Comment en es-tu venue au BMX au départ ?

J’ai été attirée par le BMX quand j’étais adolescente, regarder les riders s’envoler et les voir faire des figures aériennes m’a vraiment époustouflé, et j’ai tout simplement voulu faire la même chose.

Tu étais en train de devenir vraiment très forte sur un vélo, tu peux nous résumer tes principaux faits d’armes à l’époque ?

En 2011, je ne pouvais pas participer aux compétitions de BMX car j’étais la seule fille, alors j’ai fini par m’incruster sur un contest (merci Webby) et je suis devenue la première fille à rentrer un backflip pendant une compétition. Évidemment, je n’ai pas été sélectionnée parce que je n’étais pas sur la liste des inscrits, mais ainsi j’ai prouvé que nous, les filles, méritions notre propre catégorie sur les événements BMX.

Au Nass avant l’accident

Comment les filles étaient-elles considérées dans le milieu du BMX à cette époque ?

En 2010, les filles en BMX n’étaient pas en mesure de demander de la place dans les compétitions, puisque cela aurait signifié réduire le nombre de gars inscrits par catégorie juste pour avoir un peu de temps pour nous. En 2012, il y a quelques événements qui ont commencé à organiser des jams pour les filles, je suppose qu’ils prenaient un peu la température, voir si ça marchait car il n’y avait pas beaucoup de filles à ce moment-là. La plupart des compétitions se déroulent à l’extérieur, donc il faut garder à l’esprit que les organisateurs peuvent avoir besoin d’adapter à leur programme et il n’était pas rare que la jam des filles ait lieu à six heures le dimanche matin.

Et comment cela se passe-t-il aujourd’hui ?

Heureusement, de nombreuses femmes à travers le monde font maintenant partie intégrante de la vie de ce sport, et nous sommes dans une situation où une catégorie femme est obligatoire sur les contests – surtout depuis 2017 puisque le BMX freestyle est maintenant considéré comme un sport Olympique. Au cours de la dernière décennie, on a assisté à une énorme augmentation du nombre de femmes et à un bond considérable du niveau de ride. Je trouve ça génial et aujourd’hui, je me sens un peu comme une fière maman du BMX !

« Au cours de la dernière décennie, on a assisté à une énorme augmentation du nombre de femme »

Pour ceux qui ne le savent pas, ta vie a basculé en 2015 ; que s’est-il passé ?

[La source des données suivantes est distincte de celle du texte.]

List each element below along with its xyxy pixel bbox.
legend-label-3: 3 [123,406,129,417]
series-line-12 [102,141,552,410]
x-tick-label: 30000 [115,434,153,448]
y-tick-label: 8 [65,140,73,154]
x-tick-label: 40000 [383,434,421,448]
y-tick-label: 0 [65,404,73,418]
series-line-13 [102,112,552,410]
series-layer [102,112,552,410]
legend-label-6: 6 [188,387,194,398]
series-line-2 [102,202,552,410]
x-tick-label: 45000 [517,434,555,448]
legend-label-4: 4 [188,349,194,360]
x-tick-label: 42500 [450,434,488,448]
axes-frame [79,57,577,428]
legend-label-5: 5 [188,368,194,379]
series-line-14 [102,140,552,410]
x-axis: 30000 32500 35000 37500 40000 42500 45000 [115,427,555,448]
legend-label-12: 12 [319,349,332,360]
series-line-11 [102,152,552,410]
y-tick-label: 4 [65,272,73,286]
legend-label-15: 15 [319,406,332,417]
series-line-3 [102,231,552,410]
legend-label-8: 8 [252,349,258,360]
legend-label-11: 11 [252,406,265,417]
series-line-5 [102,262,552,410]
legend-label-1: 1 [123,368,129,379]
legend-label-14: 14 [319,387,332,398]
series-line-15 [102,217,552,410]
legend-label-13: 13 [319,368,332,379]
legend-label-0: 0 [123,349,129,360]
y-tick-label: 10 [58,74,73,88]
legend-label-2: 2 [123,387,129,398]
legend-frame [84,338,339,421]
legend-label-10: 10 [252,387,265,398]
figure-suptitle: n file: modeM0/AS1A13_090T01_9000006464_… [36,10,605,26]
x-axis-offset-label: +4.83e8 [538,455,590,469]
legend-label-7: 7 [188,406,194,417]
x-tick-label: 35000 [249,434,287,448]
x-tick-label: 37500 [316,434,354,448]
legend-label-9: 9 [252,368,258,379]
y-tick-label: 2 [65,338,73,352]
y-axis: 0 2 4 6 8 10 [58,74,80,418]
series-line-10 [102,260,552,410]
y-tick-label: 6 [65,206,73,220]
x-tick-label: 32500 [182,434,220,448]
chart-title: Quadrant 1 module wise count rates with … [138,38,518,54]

J’ai fait une grosse chute en backflip, me fracturant le bassin et la colonne vertébrale (fracture par tassement T9). Les radios de ma colonne vertébrale ont montré une bosse sur ma moelle épinière. Il est vite apparu que cette « bosse » était un sac rempli de liquide (kyste) exerçant une pression constante sur ma moelle épinière et qu’elle était sans doute là depuis toujours (j’en avais simplement ignoré les symptômes jusqu’ici). À partir de là, j’ai dû faire face à plusieurs choses : tout d’abord, je m’étais fracturé la colonne vertébrale, donc marcher, me tenir assise, me déplacer et un tas d’autres tâches simples étaient loin d’être simples désormais. Ensuite, j’ai dû réfléchir à ce à quoi mon avenir allait ressembler maintenant que j’étais consciente des problèmes liés à ma colonne vertébrale (que recouvre le terme de syringomyélie). On m’a conseillé de ne pas faire de trampoline, de ne pas prendre l’avion et d’éviter d’utiliser tout autre objet qui pourrait me « secouer » le dos – parce que le kyste pourrait « éclater » à tout moment à cause d’un impact suffisamment important, et si ça arrivait, je serais alors dans une position très vulnérable, avec un taux élevé de risque de perdre totalement l’usage de mes jambes.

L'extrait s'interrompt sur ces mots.